The Spigot Is Flowing – Advantage, Alliance Management
It hard to miss the continuous stream of merger and acquisition announcements in the headlines lately. Whether it’s Dell buying Perot Systems, Pfizer buying Wyeth, Amazon.com buying Zappos.com, or EMC buying Data Domain, the pace of acquisitions has once again quickened. Apparently, companies are finding it easier to raise the millions or billions of dollars needed to finance their shopping spree.
As is always the case, the requisite press releases tout all the synergies that will be realized by making this or that acquisition. Unfortunately, the business landscape is littered with failed acquisitions. The reality is that most acquisitions and mergers fail. So, despite all the chest pounding and rosy press announcements about the gains that consolidation and economies of scale will bring, the majority of acquisitions across all industry sectors do not live up to their promises.
Let me be clear, I’m not against purposeful, strategic acquisitions. Quite the contrary. If carefully thought through and the rose colored glasses are tucked away, a well timed and carefully planned acquisition can provide significant benefit for all stakeholders. However, what concerns me is the very real challenge companies face integrating the acquired company into its going forward operations.

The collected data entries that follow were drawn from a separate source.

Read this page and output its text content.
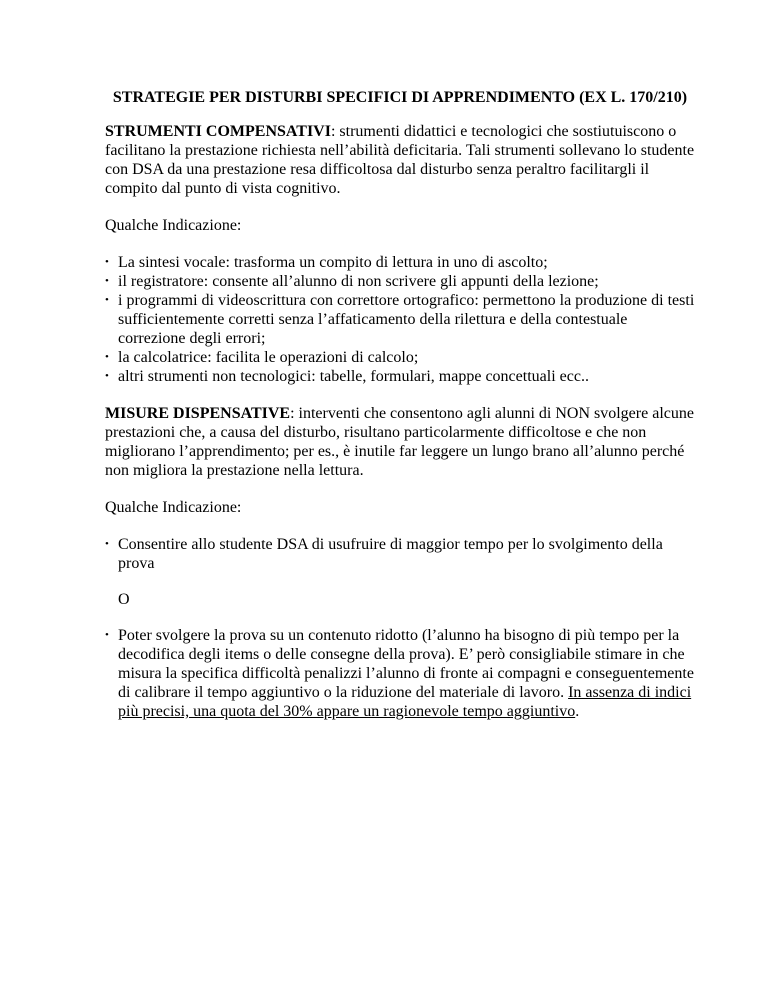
STRATEGIE PER DISTURBI SPECIFICI DI APPRENDIMENTO (EX L. 170/210)

STRUMENTI COMPENSATIVI: strumenti didattici e tecnologici che sostiutuiscono o facilitano la prestazione richiesta nell’abilità deficitaria. Tali strumenti sollevano lo studente con DSA da una prestazione resa difficoltosa dal disturbo senza peraltro facilitargli il compito dal punto di vista cognitivo.

Qualche Indicazione:

• La sintesi vocale: trasforma un compito di lettura in uno di ascolto;
• il registratore: consente all’alunno di non scrivere gli appunti della lezione;
• i programmi di videoscrittura con correttore ortografico: permettono la produzione di testi sufficientemente corretti senza l’affaticamento della rilettura e della contestuale correzione degli errori;
• la calcolatrice: facilita le operazioni di calcolo;
• altri strumenti non tecnologici: tabelle, formulari, mappe concettuali ecc..

MISURE DISPENSATIVE: interventi che consentono agli alunni di NON svolgere alcune prestazioni che, a causa del disturbo, risultano particolarmente difficoltose e che non migliorano l’apprendimento; per es., è inutile far leggere un lungo brano all’alunno perché non migliora la prestazione nella lettura.

Qualche Indicazione:

• Consentire allo studente DSA di usufruire di maggior tempo per lo svolgimento della prova
O
• Poter svolgere la prova su un contenuto ridotto (l’alunno ha bisogno di più tempo per la decodifica degli items o delle consegne della prova). E’ però consigliabile stimare in che misura la specifica difficoltà penalizzi l’alunno di fronte ai compagni e conseguentemente di calibrare il tempo aggiuntivo o la riduzione del materiale di lavoro. In assenza di indici più precisi, una quota del 30% appare un ragionevole tempo aggiuntivo.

Study after study of both successful and failed acquisitions show that to get it right, senior management must pay particular attention to integrating two cultures, communicating continuously, and building trust and transparency.
What’s interesting is that many companies have the expertise needed to get acquisition integration right – they just aren’t using it for that purpose – yet. Alliance managers are uniquely suited to guide their organizations through the challenging integration process. No other function in an organization has it as its charge to overcome organizational differences and get two companies to work as one. That is their job.
The opportunity for alliance management is to seize this immediate business need and to catapult into the strategic imperative of successfully integrating acquisitions. As the pace of acquisitions once again quickens, those who are skilled at bridging silos, connecting the right people, and avoiding implementation failures have an important new role to take on.